Caracas, 19 out (EFE).- A ONG Observatório Venezuelano de Prisões (OVP) denunciou nesta quarta-feira que existem valas comuns em penitenciárias do país, confirmando uma informação publicada em um jornal local que divulgou as acusações de detentos que supostamente foram testemunhas desta situação.

"Esta informação corrobora o que nós vínhamos dizendo há muitos anos, não é novo o que acontece na Penitenciária Geral da Venezuela (PGV)", disse o diretor da OVP, Humberto Prado, à emissora "Unión Radio" ao ser questionado sobre as denúncias a respeito deste presídio.

O jornal de circulação nacional "Últimas Notícias" divulga hoje uma denúncia de um grupo de prisioneiros da PGV de que vários detentos foram assassinados e enterrados em quatro valas comuns no próprio complexo.

Prado reiterou que a situação não é nova e comentou que o OVP e os familiares do preso Francisco Guerrero denunciaram em 2009 seu desaparecimento da PGV, um caso que inclusive foi apresentado ao Comitê Contra a Tortura das Nações Unidas.

"As Nações Unidas decidiram e responsabilizaram o Estado venezuelano por esse desaparecimento (...) Essa decisão saiu no ano de 2014 e só agora é que destacam nas manchetes que há valas comuns, mas há anos se denuncia este tipo de desaparecimento dentro da PGV", comentou o ativista.

O porta-voz da ONG disse que Francisco Guerrero, segundo seus companheiros do presídio, foi vítima dos chamados "pranes" ou líderes que operam dentro da prisão e que cobram de outros internos a chamada "causa" ou o "direito de viver" na penitenciária.

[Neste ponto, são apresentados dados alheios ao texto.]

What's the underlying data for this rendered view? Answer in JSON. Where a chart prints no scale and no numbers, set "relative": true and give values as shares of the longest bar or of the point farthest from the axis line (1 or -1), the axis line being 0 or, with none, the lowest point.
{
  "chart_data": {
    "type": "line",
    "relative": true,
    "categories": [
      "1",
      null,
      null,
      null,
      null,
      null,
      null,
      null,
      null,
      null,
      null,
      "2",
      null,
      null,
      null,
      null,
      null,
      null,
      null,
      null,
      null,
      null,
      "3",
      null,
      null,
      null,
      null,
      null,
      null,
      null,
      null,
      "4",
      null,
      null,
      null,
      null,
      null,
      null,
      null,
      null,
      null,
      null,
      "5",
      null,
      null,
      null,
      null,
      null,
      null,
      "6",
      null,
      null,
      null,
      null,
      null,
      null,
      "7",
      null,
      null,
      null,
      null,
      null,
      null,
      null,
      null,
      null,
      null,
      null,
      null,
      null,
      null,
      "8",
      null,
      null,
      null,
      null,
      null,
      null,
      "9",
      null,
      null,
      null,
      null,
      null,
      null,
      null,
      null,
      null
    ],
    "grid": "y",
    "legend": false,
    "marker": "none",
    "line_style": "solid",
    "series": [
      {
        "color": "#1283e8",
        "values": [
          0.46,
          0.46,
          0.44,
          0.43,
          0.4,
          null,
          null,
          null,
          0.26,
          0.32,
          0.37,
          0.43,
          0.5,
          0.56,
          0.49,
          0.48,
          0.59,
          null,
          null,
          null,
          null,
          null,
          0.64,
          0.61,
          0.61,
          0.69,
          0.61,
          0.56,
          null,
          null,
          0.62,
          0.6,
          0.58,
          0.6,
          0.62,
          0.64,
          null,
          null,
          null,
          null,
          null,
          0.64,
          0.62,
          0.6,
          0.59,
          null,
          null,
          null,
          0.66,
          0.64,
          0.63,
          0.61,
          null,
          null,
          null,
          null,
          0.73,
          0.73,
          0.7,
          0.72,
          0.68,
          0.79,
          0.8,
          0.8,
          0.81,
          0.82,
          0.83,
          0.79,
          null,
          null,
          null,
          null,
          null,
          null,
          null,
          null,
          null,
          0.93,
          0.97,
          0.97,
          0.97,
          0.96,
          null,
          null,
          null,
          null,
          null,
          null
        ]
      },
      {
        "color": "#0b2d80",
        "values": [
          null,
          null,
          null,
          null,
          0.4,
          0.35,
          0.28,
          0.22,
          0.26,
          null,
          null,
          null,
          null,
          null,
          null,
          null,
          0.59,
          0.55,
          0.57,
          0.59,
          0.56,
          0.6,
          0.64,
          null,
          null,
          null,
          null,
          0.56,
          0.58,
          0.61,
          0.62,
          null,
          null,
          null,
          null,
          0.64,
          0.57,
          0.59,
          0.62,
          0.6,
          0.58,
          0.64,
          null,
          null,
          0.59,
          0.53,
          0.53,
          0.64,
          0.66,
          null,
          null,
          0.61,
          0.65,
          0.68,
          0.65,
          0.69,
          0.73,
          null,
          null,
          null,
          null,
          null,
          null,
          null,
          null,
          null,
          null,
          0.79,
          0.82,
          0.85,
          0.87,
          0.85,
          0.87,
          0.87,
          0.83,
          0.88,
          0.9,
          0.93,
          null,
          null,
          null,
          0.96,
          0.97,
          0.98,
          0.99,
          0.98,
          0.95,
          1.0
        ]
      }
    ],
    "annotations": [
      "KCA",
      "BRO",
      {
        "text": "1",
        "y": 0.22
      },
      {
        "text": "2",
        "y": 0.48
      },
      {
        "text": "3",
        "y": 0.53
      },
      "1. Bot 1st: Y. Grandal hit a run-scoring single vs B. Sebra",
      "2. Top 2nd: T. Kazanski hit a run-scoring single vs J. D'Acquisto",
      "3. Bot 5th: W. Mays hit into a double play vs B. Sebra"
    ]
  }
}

"Cobram a causa os grupos (de presos) que estão organizados que são conhecidos como 'pranes' que estão operando sob o olhar cúmplice do próprio Estado", afirmou Prado, ressaltando que os companheiros de Guerrero lhe informaram que ele, hoje desaparecido, se negou a fazer este pagamento.

Até o momento, o Ministério para o Serviço Penitenciário não se pronunciou sobre o caso.